Hermelien bleef opeens stokstijf staan. Een idee overviel haar als een donderslag bij klaarlichte hemel.
“Dobby!” riep ze opeens, hopende dat ze gehoord werd.
Er gingen maar vijf secondes voorbij of opeens verscheen de Huiself voor haar met een plopje en keek hij haar vragend aan. Ze glimlachte opgelucht en Dobby keek haar opgewekt aan.
“De vriendin van Harry Potter roepte Dobby? Hoe kan Dobby de vriendin van Harry Potter van dienst zijn?” Nederig boog de kleine huiself voor Hermelien en ze liet zich op haar knieën vallen om de huiself op ooghoogte te kunnen spreken. Haar stem was amper een fluister en Dobby spitste zijn grote oren om haar te kunnen verstaan.
“Dobby, ik wil dat je naar de Geheime Kamer gaat en Draco meeneemt naar hier. We moeten zo spoedig mogelijk naar het Ministerie.”

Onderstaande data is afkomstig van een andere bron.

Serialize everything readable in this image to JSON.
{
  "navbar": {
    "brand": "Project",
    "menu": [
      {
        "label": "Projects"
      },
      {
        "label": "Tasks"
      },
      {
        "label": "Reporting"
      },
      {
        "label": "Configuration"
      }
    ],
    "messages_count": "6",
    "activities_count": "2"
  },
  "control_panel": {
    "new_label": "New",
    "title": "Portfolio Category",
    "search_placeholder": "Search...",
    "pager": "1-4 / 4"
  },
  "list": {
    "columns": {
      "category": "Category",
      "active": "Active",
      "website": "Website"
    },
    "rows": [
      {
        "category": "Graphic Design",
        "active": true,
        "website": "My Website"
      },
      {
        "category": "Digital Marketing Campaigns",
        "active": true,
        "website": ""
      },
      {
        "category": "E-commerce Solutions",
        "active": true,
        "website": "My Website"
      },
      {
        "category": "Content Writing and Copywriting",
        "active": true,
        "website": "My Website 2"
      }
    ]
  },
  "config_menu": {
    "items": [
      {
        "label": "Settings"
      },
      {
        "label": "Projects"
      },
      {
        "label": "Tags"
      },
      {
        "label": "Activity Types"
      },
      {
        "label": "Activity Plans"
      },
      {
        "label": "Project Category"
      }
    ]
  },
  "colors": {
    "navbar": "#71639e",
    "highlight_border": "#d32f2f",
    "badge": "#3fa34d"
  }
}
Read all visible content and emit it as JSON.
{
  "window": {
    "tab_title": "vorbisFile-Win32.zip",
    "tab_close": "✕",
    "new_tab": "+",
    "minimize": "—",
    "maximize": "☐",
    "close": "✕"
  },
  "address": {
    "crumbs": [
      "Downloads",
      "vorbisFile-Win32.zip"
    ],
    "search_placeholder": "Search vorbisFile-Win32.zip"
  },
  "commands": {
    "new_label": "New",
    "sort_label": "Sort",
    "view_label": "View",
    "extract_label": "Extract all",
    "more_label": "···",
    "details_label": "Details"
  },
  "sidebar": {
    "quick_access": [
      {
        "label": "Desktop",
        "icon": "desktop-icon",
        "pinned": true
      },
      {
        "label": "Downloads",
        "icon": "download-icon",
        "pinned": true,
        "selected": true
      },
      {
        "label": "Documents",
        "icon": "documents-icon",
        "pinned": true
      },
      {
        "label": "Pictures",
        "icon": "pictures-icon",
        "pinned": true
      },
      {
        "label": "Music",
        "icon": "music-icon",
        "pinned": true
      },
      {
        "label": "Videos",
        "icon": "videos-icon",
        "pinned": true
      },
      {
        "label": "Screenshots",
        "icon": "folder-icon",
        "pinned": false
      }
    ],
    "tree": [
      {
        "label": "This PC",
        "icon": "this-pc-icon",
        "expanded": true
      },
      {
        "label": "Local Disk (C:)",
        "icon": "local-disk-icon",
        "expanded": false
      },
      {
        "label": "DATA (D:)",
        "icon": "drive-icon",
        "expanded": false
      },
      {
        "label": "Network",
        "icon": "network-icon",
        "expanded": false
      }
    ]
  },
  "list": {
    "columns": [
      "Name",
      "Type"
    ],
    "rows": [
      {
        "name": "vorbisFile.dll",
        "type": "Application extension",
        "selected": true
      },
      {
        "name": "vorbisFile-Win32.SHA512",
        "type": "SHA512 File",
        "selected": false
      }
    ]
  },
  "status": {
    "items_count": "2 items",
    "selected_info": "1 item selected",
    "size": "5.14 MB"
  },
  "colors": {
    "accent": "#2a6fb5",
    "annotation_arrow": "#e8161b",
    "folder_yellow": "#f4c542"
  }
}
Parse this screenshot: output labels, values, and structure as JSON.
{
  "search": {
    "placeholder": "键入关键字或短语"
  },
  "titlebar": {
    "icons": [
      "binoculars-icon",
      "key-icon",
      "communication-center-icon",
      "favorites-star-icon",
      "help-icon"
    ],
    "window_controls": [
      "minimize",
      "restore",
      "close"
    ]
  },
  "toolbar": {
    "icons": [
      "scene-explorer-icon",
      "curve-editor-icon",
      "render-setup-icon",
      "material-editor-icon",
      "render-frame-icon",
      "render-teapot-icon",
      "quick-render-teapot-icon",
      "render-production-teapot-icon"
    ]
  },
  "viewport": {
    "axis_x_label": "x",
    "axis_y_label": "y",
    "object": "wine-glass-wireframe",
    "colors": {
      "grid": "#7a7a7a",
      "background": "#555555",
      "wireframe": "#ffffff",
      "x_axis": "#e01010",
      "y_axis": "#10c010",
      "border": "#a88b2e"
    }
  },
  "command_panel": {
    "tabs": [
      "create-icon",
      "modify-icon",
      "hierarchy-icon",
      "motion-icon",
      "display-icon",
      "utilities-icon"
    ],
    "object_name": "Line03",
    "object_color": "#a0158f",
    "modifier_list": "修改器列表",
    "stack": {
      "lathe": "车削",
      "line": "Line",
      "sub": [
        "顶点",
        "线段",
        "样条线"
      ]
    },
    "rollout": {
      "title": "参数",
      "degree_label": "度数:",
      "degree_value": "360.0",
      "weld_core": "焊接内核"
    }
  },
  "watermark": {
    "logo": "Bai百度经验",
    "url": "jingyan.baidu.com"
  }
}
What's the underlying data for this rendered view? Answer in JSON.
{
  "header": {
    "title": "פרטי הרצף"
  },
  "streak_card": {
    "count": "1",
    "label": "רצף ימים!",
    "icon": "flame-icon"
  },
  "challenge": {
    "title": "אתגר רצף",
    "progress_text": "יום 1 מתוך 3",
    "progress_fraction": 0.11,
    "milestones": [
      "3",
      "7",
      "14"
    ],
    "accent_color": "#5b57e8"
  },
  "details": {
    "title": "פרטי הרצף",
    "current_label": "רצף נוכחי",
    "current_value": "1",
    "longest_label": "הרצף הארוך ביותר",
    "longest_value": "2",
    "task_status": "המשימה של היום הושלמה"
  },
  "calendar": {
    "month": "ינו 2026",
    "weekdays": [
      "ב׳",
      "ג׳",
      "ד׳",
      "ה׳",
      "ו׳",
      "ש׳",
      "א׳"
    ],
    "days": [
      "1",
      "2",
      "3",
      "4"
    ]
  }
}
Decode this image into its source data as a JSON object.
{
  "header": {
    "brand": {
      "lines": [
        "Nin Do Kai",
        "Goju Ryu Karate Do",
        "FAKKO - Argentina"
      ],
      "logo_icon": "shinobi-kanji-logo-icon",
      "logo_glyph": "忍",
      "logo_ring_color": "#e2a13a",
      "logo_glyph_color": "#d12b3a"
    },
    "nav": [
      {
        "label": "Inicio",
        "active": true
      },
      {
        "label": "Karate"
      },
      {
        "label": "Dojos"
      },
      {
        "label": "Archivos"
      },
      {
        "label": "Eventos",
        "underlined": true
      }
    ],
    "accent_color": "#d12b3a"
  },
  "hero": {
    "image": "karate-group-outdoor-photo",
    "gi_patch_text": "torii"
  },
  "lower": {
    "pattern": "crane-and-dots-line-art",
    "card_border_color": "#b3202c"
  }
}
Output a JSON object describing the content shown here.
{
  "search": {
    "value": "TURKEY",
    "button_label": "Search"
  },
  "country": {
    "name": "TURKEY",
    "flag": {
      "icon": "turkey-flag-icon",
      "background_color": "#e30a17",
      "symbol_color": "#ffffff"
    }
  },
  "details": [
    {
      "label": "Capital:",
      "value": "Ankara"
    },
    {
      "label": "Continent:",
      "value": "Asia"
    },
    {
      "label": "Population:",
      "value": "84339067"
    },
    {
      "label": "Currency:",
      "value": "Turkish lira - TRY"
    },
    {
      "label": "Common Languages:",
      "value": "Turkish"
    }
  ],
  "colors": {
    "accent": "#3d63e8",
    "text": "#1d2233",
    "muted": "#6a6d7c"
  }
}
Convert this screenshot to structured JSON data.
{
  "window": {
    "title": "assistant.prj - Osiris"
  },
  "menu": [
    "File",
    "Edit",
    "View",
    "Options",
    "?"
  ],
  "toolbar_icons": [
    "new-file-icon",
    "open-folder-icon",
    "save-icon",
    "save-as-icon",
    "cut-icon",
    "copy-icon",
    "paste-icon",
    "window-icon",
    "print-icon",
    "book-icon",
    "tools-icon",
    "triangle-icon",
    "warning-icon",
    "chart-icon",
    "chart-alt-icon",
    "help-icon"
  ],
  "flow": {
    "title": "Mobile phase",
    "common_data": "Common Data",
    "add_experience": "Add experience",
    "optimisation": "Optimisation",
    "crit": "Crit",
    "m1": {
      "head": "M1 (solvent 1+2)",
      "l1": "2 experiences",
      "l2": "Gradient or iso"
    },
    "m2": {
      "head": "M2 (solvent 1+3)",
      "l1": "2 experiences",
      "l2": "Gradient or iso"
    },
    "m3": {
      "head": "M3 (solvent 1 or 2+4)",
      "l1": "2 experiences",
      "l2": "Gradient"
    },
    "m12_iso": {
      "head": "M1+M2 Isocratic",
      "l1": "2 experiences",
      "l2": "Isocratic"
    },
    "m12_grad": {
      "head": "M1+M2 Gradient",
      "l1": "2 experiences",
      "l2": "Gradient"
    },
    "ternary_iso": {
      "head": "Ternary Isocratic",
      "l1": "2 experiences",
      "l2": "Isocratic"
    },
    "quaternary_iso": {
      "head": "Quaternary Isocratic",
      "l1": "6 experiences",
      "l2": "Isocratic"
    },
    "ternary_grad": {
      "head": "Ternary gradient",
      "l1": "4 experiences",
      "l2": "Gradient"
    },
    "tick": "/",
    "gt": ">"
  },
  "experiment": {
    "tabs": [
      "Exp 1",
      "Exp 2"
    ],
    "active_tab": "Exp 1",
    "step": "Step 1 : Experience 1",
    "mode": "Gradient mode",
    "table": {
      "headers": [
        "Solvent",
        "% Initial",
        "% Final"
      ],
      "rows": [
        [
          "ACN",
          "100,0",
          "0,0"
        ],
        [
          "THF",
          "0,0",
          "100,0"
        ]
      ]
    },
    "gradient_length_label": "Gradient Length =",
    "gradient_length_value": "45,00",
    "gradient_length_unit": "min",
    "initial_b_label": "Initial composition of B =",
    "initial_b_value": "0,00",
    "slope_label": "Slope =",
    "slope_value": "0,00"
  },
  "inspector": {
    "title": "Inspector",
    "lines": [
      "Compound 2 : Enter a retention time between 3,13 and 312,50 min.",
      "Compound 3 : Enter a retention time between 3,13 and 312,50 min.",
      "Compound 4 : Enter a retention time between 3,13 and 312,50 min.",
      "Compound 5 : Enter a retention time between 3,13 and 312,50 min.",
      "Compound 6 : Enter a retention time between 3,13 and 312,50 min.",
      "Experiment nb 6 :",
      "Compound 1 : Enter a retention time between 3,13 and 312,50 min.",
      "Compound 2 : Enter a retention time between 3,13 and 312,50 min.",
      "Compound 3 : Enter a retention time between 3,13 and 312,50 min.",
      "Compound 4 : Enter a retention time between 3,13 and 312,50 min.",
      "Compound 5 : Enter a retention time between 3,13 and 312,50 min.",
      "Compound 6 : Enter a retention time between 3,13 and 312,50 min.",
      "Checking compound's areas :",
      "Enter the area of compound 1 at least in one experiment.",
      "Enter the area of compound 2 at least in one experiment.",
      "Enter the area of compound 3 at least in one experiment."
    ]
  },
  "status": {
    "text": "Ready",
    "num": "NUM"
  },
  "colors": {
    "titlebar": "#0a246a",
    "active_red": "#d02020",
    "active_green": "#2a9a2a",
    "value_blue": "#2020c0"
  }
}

De huiself staarde Hermelien aan met grote ogen. “Maar meester Draco heeft Dobby verboden om hem te zoeken in de Geheime Kamer. Dobby mag maar op één platform komen.”
Hermelien fronste haar voorhoofd en dacht diep na. “Dobby, het kan helaas niet anders. Transporteer naar dat platform en roep zijn naam. Zeg hem dat ik hem nodig heb. Hij zal komen! Daar ben ik zeker van!”
De Huiself kon niet anders dan instemmen bij het zien van Hermeliens vastberaden blik en knikte.
“Dobby zal de vriendin van Harry Potter niet teleurstellen!”
Een moment later verdween hij weer met een plofje en bleef ze alleen achter in het Verboden Bos.
Nerveus ijsbeerde ze heen en weer tussen de bomen. Ze hoopte dat dit zou werken. Het zou hen veel kostbare tijd sparen. Draco had geen enkele reden om Dobby te negeren, wist ze, dus ze vertrouwde erop dat haar plan zou slagen.
Toch leek het een eeuwigheid te duren. Pas vijf minuten later verschenen Dobby en Draco in het Verboden Bos, een zestal meter van waar Hermelien stond. Opgelucht rende Hermelien op Draco af en omhelsde ze hem. Enigszins verrast legde Draco zijn hand op haar rug om haar terug te omhelzen.
De signalen die ze sinds die ochtend had uitgezonden waren onduidelijk geweest. Het ene moment was ze streng en afstandelijk, het andere moment was ze spontaan en liefdevol.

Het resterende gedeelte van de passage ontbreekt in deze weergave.